そういって新井木は笑った。満面の笑みを浮かべて萌を見つめている。

「・・ええ、わかっ・・たわ。そのとき・・はおねがいね・・?」

そう言って萌は階段を降りていった。



場所は変わって、正面グランド前。

来須は若宮と共にスカウトの仕事を片付けていた。

「おーっし、もう1頑張りしたら休憩しようぜー、来須ー」
「・・ああ。」
来須はいつものように若宮の言葉に対し、反論を加えることなく頷いた。
ふと、グランド外れに目をやると石津が整備員詰所に向かうところを来須は目撃した。
やはり連日の徹夜がたたってきているのか、なんだか顔に生気がなく今にも倒れそうだ。


「・・・・若宮。」
石津の様子が普段とかなり違うことに焦りを感じた来須は、珍しく若宮に意見した。
「・・すまん、用事ができた。あとは・・頼む!」
そう言い残すと若宮の返事も待たず、もの凄い早さで校舎に向かって走っていった。

「うあ?、後を頼むっておい、来須ー!、急にどうしたんだよー?」
来須の突然の豹変に若宮は首をかしげるばかりだった。


急いで整備員詰所に駆け寄った来須はそっと、中の様子を伺った。
たとえ石津の具合が悪そうであっても、仕事中の可能性もあるため邪魔しないように配慮したのだ。
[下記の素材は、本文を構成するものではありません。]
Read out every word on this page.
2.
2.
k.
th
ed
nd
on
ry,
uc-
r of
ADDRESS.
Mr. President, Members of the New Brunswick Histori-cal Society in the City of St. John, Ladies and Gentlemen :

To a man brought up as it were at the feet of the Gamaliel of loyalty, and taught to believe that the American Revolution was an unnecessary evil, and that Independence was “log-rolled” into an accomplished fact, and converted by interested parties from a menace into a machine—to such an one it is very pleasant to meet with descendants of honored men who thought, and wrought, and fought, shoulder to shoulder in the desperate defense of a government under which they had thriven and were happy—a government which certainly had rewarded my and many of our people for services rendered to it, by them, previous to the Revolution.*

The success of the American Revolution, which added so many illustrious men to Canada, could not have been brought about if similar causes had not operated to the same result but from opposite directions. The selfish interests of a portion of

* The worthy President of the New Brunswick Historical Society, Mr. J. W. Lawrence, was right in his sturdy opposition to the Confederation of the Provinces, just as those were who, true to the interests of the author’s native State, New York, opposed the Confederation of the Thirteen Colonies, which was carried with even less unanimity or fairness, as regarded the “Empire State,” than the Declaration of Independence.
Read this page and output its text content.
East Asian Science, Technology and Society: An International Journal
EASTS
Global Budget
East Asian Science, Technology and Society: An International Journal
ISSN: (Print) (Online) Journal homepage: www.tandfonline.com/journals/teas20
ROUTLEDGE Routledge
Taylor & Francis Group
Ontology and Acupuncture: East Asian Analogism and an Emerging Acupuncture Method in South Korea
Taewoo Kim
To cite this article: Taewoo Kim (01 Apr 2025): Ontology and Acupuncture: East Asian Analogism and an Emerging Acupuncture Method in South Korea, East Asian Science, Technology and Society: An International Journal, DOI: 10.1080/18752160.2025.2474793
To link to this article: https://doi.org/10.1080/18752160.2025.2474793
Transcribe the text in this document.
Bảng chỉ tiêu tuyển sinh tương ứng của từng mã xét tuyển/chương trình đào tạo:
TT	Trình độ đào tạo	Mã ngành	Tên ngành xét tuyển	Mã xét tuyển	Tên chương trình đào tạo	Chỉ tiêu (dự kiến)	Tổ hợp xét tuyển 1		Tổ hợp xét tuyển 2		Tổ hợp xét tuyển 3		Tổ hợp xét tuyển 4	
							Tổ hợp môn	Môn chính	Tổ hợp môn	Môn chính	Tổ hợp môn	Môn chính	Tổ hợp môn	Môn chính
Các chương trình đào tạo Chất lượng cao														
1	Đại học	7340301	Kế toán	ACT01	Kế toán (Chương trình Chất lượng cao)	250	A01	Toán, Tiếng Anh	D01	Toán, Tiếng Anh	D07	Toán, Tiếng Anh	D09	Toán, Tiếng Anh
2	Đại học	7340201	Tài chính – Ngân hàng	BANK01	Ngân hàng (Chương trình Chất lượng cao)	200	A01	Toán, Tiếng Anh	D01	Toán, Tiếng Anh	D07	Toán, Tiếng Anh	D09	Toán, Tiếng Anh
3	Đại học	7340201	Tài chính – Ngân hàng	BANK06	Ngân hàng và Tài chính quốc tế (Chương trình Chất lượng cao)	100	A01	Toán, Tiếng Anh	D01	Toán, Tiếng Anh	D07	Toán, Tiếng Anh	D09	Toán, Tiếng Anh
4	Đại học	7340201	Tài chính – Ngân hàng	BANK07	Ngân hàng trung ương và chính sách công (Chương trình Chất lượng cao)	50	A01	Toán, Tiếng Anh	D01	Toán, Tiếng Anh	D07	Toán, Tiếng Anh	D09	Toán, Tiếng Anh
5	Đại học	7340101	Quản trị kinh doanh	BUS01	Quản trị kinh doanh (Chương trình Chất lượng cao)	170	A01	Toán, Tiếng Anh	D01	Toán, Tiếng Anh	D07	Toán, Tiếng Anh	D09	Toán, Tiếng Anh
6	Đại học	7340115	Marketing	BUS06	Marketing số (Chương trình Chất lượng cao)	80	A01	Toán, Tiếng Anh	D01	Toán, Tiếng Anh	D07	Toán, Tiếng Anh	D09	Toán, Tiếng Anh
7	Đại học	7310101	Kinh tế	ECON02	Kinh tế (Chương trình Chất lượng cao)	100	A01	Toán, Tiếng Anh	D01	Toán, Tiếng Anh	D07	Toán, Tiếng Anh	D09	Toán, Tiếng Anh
そっと中の様子を伺うと、そこには机に向かって仕事をしている石津が見えた。

(心配するほどでもなかったか・・?)
そう思い直し、若宮の元に戻ろうとしたその時、

仕事をしているように見えた石津がかすかに寝息を立てて、
机に突っ伏しているではないか。


「・・・・。」
来須は何も言わずそっと石津を抱きかかえ、ベッドに運んでやった。

「・・・後は任せろ」



やがて3時間ほど経ったであろうか。
石津はベッドの上でゆっくり目を開いた。

何故自分がベッドに寝させられているのか、判断がつかなかったが。

ようやく頭が反応に追い付いてきた時、彼女の視界に映ったのは必死に整備員詰所で、
衛生官の仕事を片付ける来須の姿だった。

「・・くる・・すくん?」

来須の邪魔をしまいと小さな声で石津は呼びかけた。

「・・起きたか、具合はどうだ?」
来須の問いかけに石津は一瞬驚いたが、すぐに微笑を浮かべてこう言った。

「・・え・・?あ、すこし・・ら・・くになった・・わ」

微笑といっても、かなり仲の良い人にしか分からないほどの微笑みだったが、来須には伝わったようだ。

「・・礼はいい。俺が勝手にやったことだ。」
照れくさいのか、帽子を深く被りながら来須はそう言った。
そしてしばしの沈黙・・。


その沈黙を破ったのは、若宮と新井木だった。
「おー、来須!ここにいたかー。いきなりどうしっ(ムガッ)」
言いかけようとした若宮を新井木が慌てて口を抑えた。

(こーの、筋肉ばかー!、状況を察しないさいよー!)
(状況って・・?)
(あー、、もう鈍感なんだからー!!)

新井木は来須と石津に分からないほどの小さい声で若宮にそう言った。
その様子を怪訝に思ったのか、石津がこちらを見た。

「・・いさ・・みちゃん?」
「あーあー・・そのゴホンッ!、お邪魔虫は退散しますかー!。」
そう言ってまだ首を傾げたままの若宮の耳を引っ張って整備員詰所を出ていった。


どたばた劇が去ったあと、重い口を開いたのは来須だった。

「・・お前一人で全てを抱え込むな。俺はいつもお前と共にある・・忘れるな。」
「・・ありが・・とう、来須く・・ん」
「・・もう少し休め。今日は・・俺がやる。」
「・・うん・・。」


2人の午後はこうしてゆっくりと過ぎていったとさ・・。